Thermo and buoyancy


How many variables are needed to specify the state of moist air (assuming thermo. equilibrium)?
  • Do these 3 variables suffice?
    • {p, T, theta} -- no (why? redundant, no moisture variable)
    • {q, RH, T} -- no (why? redundant, no pressure variable)
    • {qtot, p, h} Under what conditions? (saturation)

Which of (a)-(f) are preserved when 1) no phase change occur and 2) phase changes do occur?
a) enthalpy b) dry static energy c) potential temperature d) moist static energy e)entropy f) equivalent potential temperature


What are the effects of moisture on lifted-parcel buoyancy?
  • we considered 5

Which has more CAPE, reversible or pseudoadiabatic ascent? Discuss.
  • depends how deep the layer of parcel buoyancy is

Describe contributions to parcel buoyancy by moisture and name which has the biggest contribution.
(You can find the answer from http://www.rsmas.miami.edu/users/bmapes/teaching/MPO663_2011/Class4.html)
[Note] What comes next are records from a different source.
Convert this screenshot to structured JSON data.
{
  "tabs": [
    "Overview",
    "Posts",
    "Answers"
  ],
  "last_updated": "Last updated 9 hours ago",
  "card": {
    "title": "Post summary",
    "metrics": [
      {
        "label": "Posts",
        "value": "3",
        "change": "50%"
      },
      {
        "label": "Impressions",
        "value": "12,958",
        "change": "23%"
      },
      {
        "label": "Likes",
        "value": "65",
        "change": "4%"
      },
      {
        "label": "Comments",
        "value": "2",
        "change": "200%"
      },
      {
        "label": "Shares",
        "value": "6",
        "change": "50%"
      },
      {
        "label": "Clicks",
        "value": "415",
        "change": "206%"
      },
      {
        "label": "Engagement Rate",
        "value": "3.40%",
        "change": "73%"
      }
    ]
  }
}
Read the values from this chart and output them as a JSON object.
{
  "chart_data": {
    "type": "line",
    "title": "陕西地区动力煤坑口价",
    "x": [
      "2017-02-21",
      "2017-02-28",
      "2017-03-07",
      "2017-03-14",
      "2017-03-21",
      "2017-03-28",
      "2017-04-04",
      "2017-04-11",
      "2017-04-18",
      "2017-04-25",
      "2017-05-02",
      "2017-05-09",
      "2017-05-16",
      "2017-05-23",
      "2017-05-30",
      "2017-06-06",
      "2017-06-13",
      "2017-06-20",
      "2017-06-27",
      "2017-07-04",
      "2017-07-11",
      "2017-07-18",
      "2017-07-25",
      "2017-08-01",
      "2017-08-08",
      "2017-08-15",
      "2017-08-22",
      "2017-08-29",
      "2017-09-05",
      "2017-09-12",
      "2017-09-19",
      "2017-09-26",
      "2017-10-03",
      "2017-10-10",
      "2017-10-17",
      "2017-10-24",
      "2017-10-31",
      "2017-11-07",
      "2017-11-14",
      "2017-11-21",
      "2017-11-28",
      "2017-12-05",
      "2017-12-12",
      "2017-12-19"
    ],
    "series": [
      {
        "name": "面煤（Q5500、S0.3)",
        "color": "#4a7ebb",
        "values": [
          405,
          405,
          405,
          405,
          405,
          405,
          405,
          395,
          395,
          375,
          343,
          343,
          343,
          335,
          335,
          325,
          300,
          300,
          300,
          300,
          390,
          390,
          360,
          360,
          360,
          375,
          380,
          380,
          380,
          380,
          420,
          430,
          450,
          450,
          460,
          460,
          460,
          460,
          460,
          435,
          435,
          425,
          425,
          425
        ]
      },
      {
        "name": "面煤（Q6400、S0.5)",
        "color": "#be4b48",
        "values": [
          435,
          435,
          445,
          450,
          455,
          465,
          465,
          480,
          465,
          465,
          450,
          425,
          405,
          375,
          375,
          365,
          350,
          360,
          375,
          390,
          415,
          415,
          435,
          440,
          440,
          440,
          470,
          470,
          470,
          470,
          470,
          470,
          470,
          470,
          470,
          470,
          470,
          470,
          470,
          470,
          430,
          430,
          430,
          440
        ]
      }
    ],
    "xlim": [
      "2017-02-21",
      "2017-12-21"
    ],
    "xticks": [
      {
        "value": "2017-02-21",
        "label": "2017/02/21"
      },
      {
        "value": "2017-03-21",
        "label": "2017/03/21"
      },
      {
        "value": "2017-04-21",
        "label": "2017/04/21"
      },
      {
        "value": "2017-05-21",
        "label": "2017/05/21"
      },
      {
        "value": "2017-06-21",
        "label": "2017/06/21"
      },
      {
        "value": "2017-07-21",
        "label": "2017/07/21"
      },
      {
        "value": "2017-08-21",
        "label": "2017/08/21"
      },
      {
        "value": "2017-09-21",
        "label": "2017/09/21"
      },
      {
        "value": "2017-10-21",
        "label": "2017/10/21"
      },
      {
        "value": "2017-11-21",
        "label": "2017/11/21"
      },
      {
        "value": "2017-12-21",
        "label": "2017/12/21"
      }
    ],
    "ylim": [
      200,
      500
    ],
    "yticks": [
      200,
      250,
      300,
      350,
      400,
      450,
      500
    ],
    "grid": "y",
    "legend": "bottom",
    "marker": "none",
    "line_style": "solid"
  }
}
What makes the difference between (T_rho-T_env) and (T_v-T_env) curves?
A: condensate loading

In which part of the atmosphere shows the maximun virtual temperature effect and condensate loading effect?
A: virtual effect : at low levels where parcel has the most water vapor
loading effect: at upper level where the parcel has the most condensed water.

Q: What is buoyancy reversal and why is it important to cumulus dynamics?
A: When saturated, cloudy air mixes with unsaturated air, the density of the mixture can be greater than the density of either component. The most dense mixture is the one in which just enough dry air is added to evaporate all the cloud water. In terms of cloud dynamics, this means the average density (or buoyancy) of a finite volume of air is different if that volume contains folded filaments of cloudy and dry air vs. if those filaments have truly mixed at the molecular level. Numerical averaging and instrument response times tend to act like mixing, so both models and slow-response observations of cumulus clouds may give an inaccurate picture if the true buoyancy in turbulent, incompletely mixed clouds.

Q: What 2 terms are in the w equation for a convective updraft?
A: Buoyancy and a PGF involving the pressure perturbations p' (deviations from a hydrostatic reference state).

Q: What is the role of p', and what 2 main terms can it be broken into?
A: p' is the pressure field necessary to enforce mass continuity (i.e. to prevent mass convergence or divergence, in an incompressible or Boussinesq flow) in the presence of a field of forces that may be strongly divergent/convergent. Therefore, p' is like the inverse laplacian of the divergence of the other forces. Those other forces are buoyancy, whose divergence is dB/dz, and advection of momentum, whose divergence involves 2 parts: a "spin" term (vorticity squared, which drives a negative p') and a "splat" term (deformation squared, which drives a positive p'). So there is a buoyancy-driven p', and a dynamic p', and the dynamic p' can be further broken down.

Q: In a supercell, the dynamic p' has two main parts of importance. What are they?
A: 1. The spin term for vertical vorticity, producing low p' where vortex tubes in the environmental shear are tilted to make mesocyclones, and 2. the 'obstacle effect' p' due to vertical momentum transport in a vertically sheared horizontal environmental flow. It makes a high p' on the upshear side of an updraft, where the oncoming flow crashes into the momentum from below that has been brought up in the updraft.


Q: What are the anelastic and Boussinesq approximations?
A: Taking density to be a constant (Boussinesq) or reference function of height only (Anelastic). It simplifies the PGF (not a product of 2 variables any more so derivatives don't proliferate terms y the Chain Rule). Also the continutity equation is simplified, which simplifies the jump from advective form to flux form.

Q: What are the energetics of a 3D (whole fluid) convecting fluid body in the Boussinesq approximation?
A: The integral [bQ] (correlation of heating and buoyancy) creates potential energy. The integral [bw] (rising of buoyant air) converts that to kinetic energy. The integral [F•U] (flow opposed by friction) removes kinetic energy.